Bitcoin will withstand breaks of almost all submarine cables, but it remains vulnerable to targeted attacks
Cambridge Study: Bitcoin Withstands Submarine Cable Failures but Is Not Protected Against Targeted Attacks
What the study showed
* Random failures
- When submarine cables are randomly disconnected, the Bitcoin network remains largely untouched.
- To cripple a significant portion of the network, one must simultaneously cut 72 % to 92 % of all global cables.
* Targeted attacks
- The network is vulnerable to attacks on key routing domains.
- Destroying the five largest nodes (Hetzner, OVH, Comcast, Amazon, and Google Cloud) could completely paralyze Bitcoin.

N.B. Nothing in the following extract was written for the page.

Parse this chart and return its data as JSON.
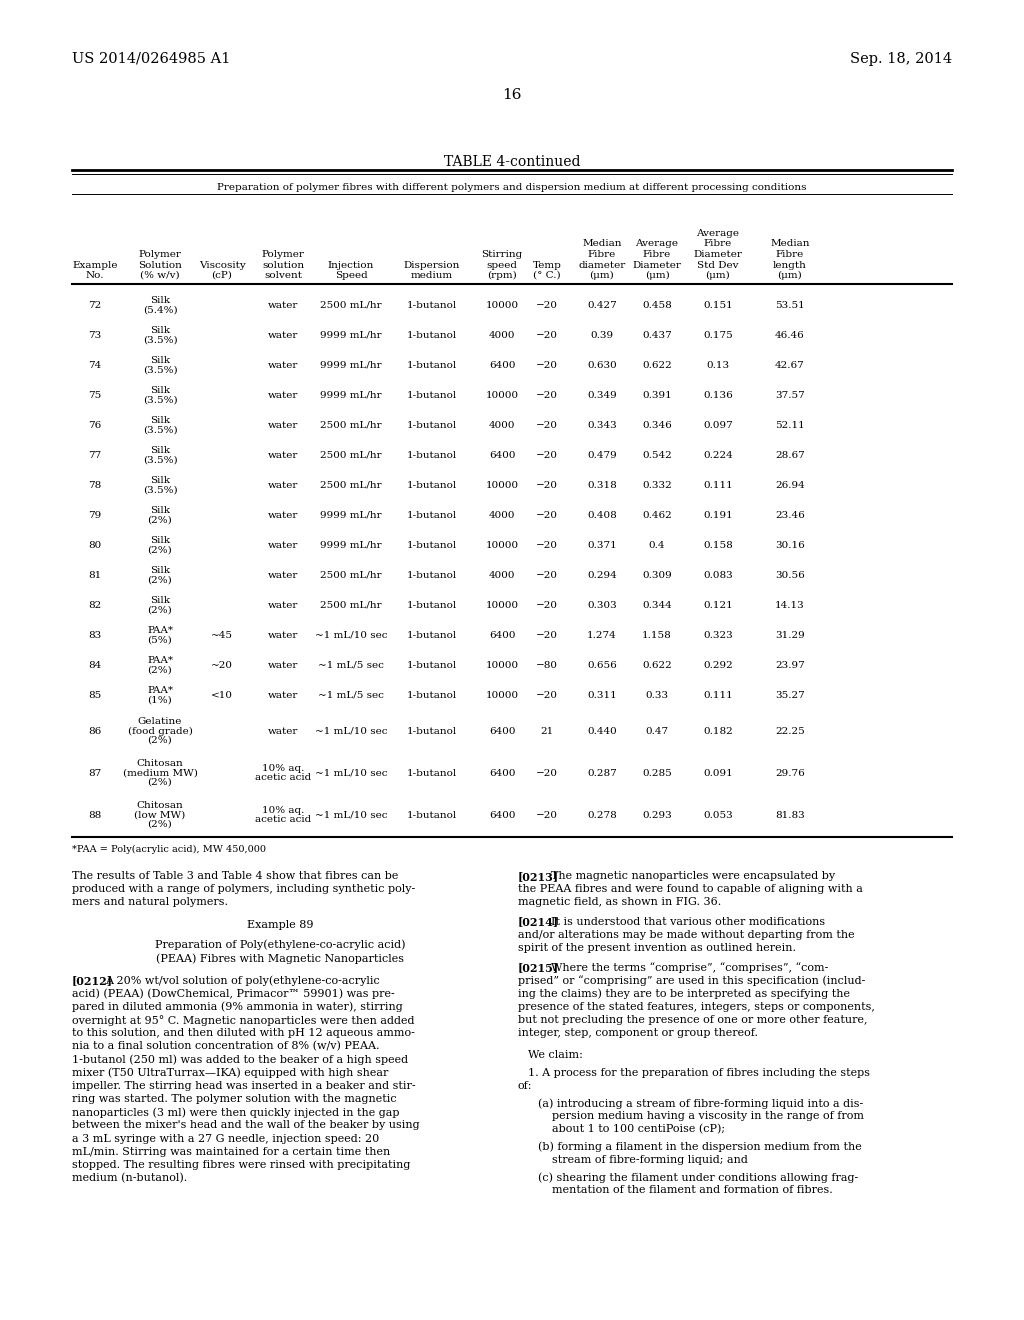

How the study was conducted
1. Data – 11 years of P2P‑network traffic + 68 confirmed cable damage incidents.
2. Model – Buldyrev cascade model applied to highly interdependent systems (computer networks, power grids, transport).
3. Result – a failure threshold in the range of 72–92 % for random failures.
Role of Tor
* The Tor protocol enhances Bitcoin’s resilience by making it harder to shut down due to regulatory pressure.
* However, against targeted attacks on major infrastructure nodes, Tor does not provide protection.
Conclusions and relevance
- Random submarine cable damage is “not scary” for Bitcoin; the network is resilient to widespread outages.
- Vulnerability to targeted attacks remains critical: a limited number of large nodes make the system fragile.
Recent incidents in the Baltic Sea, the Middle East, and the Taiwan Strait underscore the need for further study and strengthening of infrastructure.